Right in the heart of the city, this little lane that meanders along, with homes and apartments on either side, has its own culture. Interestingly, it stems from the little road that needed some tar on it. Rathna Avenue, off Richmond Road, was a narrow bumpy lane that turned difficult to negotiate after a downpour. Today, the road presents a different picture and the story of its transformation makes interesting reading.

It all began when A Balakrishna Hegde, Managing Director, Chartered Housing, whose house is on Rathna Avenue, proposed a comprehensive scheme for refurbishment, upgradation and beautification of the road. The response from the other residents was overwhelming. It hardly took any time for the Rathna Avenue Association to be formed with Balakrishna Hegde as President. And development of the avenue began in right earnest.

The road was asphalted till the drain line and a slope created to ensure rain water drains off. Kerb stones were put on either sides of the road, and painted green and yellow. Next came some greenery. Lawns and shrubs were planted along the sides. An overflowing dustbin at the entrance that was an eyesore was removed and door-to-door garbage collection introduced with the help of the Bangalore City Corporation (BCC). Each building was given two plastic bins to segregate garbage.

Sodium vapour lamps replaced the existing tubelights. This brightened up the road and also made it safer at night. Attractive signage incorporating all the door numbers was installed at the entrance of the avenue. For orderly parking, car parking bays have been marked.

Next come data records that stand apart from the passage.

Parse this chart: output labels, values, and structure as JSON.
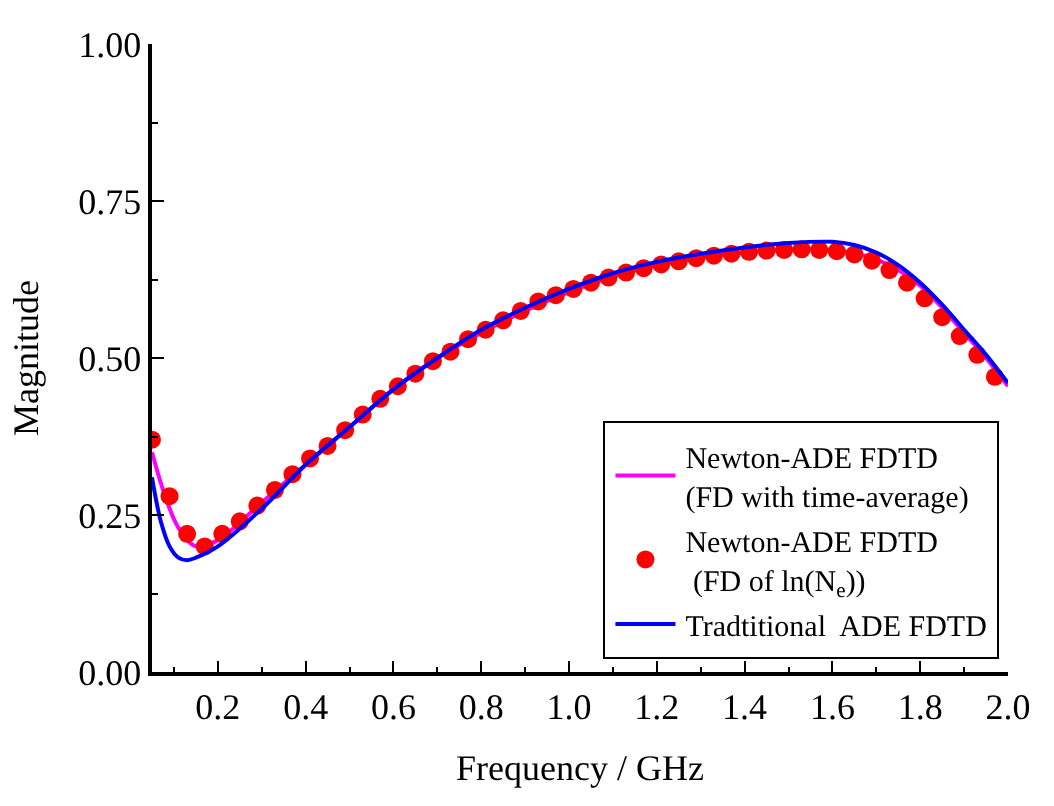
{
  "chart_data": {
    "type": "line",
    "xlabel": "Frequency / GHz",
    "ylabel": "Magnitude",
    "xlim": [
      0.05,
      2.0
    ],
    "xticks": [
      {
        "value": 0.2,
        "label": "0.2"
      },
      {
        "value": 0.4,
        "label": "0.4"
      },
      {
        "value": 0.6,
        "label": "0.6"
      },
      {
        "value": 0.8,
        "label": "0.8"
      },
      {
        "value": 1.0,
        "label": "1.0"
      },
      {
        "value": 1.2,
        "label": "1.2"
      },
      {
        "value": 1.4,
        "label": "1.4"
      },
      {
        "value": 1.6,
        "label": "1.6"
      },
      {
        "value": 1.8,
        "label": "1.8"
      },
      {
        "value": 2.0,
        "label": "2.0"
      }
    ],
    "ylim": [
      0,
      1
    ],
    "yticks": [
      {
        "value": 0,
        "label": "0.00"
      },
      {
        "value": 0.25,
        "label": "0.25"
      },
      {
        "value": 0.5,
        "label": "0.50"
      },
      {
        "value": 0.75,
        "label": "0.75"
      },
      {
        "value": 1.0,
        "label": "1.00"
      }
    ],
    "grid": false,
    "legend": "bottom right",
    "series": [
      {
        "name": "Newton-ADE FDTD\n(FD with time-average)",
        "color": "#ff00ff",
        "x": [
          0.05,
          0.08,
          0.11,
          0.15,
          0.2,
          0.3,
          0.4,
          0.5,
          0.6,
          0.7,
          0.8,
          0.9,
          1.0,
          1.1,
          1.2,
          1.3,
          1.4,
          1.5,
          1.6,
          1.65,
          1.7,
          1.75,
          1.8,
          1.85,
          1.9,
          1.95,
          2.0
        ],
        "values": [
          0.35,
          0.28,
          0.23,
          0.2,
          0.21,
          0.27,
          0.33,
          0.39,
          0.45,
          0.5,
          0.54,
          0.575,
          0.605,
          0.63,
          0.648,
          0.66,
          0.668,
          0.673,
          0.672,
          0.667,
          0.657,
          0.64,
          0.615,
          0.58,
          0.54,
          0.5,
          0.455
        ]
      },
      {
        "name": "Newton-ADE FDTD\n (FD of ln(N$_{e}$))",
        "color": "#ff0000",
        "type": "scatter",
        "marker": "circle",
        "x": [
          0.05,
          0.09,
          0.13,
          0.17,
          0.21,
          0.25,
          0.29,
          0.33,
          0.37,
          0.41,
          0.45,
          0.49,
          0.53,
          0.57,
          0.61,
          0.65,
          0.69,
          0.73,
          0.77,
          0.81,
          0.85,
          0.89,
          0.93,
          0.97,
          1.01,
          1.05,
          1.09,
          1.13,
          1.17,
          1.21,
          1.25,
          1.29,
          1.33,
          1.37,
          1.41,
          1.45,
          1.49,
          1.53,
          1.57,
          1.61,
          1.65,
          1.69,
          1.73,
          1.77,
          1.81,
          1.85,
          1.89,
          1.93,
          1.97
        ],
        "values": [
          0.37,
          0.28,
          0.22,
          0.2,
          0.22,
          0.24,
          0.265,
          0.29,
          0.315,
          0.34,
          0.36,
          0.385,
          0.41,
          0.435,
          0.455,
          0.475,
          0.495,
          0.51,
          0.53,
          0.545,
          0.56,
          0.575,
          0.59,
          0.6,
          0.61,
          0.62,
          0.628,
          0.636,
          0.643,
          0.649,
          0.654,
          0.659,
          0.663,
          0.666,
          0.669,
          0.671,
          0.672,
          0.673,
          0.672,
          0.67,
          0.665,
          0.655,
          0.64,
          0.62,
          0.595,
          0.565,
          0.535,
          0.505,
          0.47
        ]
      },
      {
        "name": "Tradtitional  ADE FDTD",
        "color": "#0000ff",
        "x": [
          0.05,
          0.07,
          0.09,
          0.11,
          0.13,
          0.15,
          0.2,
          0.3,
          0.4,
          0.5,
          0.6,
          0.7,
          0.8,
          0.9,
          1.0,
          1.1,
          1.2,
          1.3,
          1.4,
          1.5,
          1.6,
          1.65,
          1.7,
          1.75,
          1.8,
          1.85,
          1.9,
          1.95,
          2.0
        ],
        "values": [
          0.31,
          0.24,
          0.2,
          0.182,
          0.178,
          0.182,
          0.2,
          0.26,
          0.33,
          0.39,
          0.45,
          0.5,
          0.545,
          0.58,
          0.61,
          0.635,
          0.653,
          0.666,
          0.676,
          0.683,
          0.685,
          0.68,
          0.668,
          0.648,
          0.62,
          0.585,
          0.545,
          0.505,
          0.46
        ]
      }
    ]
  }
}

The association has also put in place a system for disposing garden cuttings and debris, a security system at the entrance of the lane, arranged for maintenance of the greenery and sweeping of the road daily.

"We live here and wanted a clean and orderly neighbourhood," says Balakrishna, adding, "We found the response encouraging and there is bonding between residents." Farnaz Zal, treasurer of the association, says she keeps a watch on the lane daily to ensure it remains the beautiful avenue it has come to be. "People here see the work being done and contribute too," she says. Meeru Pai, secretary, believes this should spark off more such initiatives.

All the maintenance works are funded through contributions of Rs 1,200 per house as annual maintenance charges. The association has more plans like getting all cables (power, telephone and TV) into underground ducts and devising a system for disposing of debris at new constructions.

A pretty avenue apart, the Rathna Association's initiatives show another dimension of the city's multifaceted culture. Getting the road in shape has brought together people willing to put in time, money and knowledge to bring back beauty to their neighbourhood. "We need to demonstrate that it is possible", says Balakrishna. "His knowledge of architecture and construction has helped us a great deal," says Farnaz. They feel such efforts demonstrate what residents' associations can do for the city.

Rathna Avenue is a story of how people got together to wave the magic wand of involvement, dedication and ownership and turned a potholed lane into a pretty avenue. It now lives up to its name.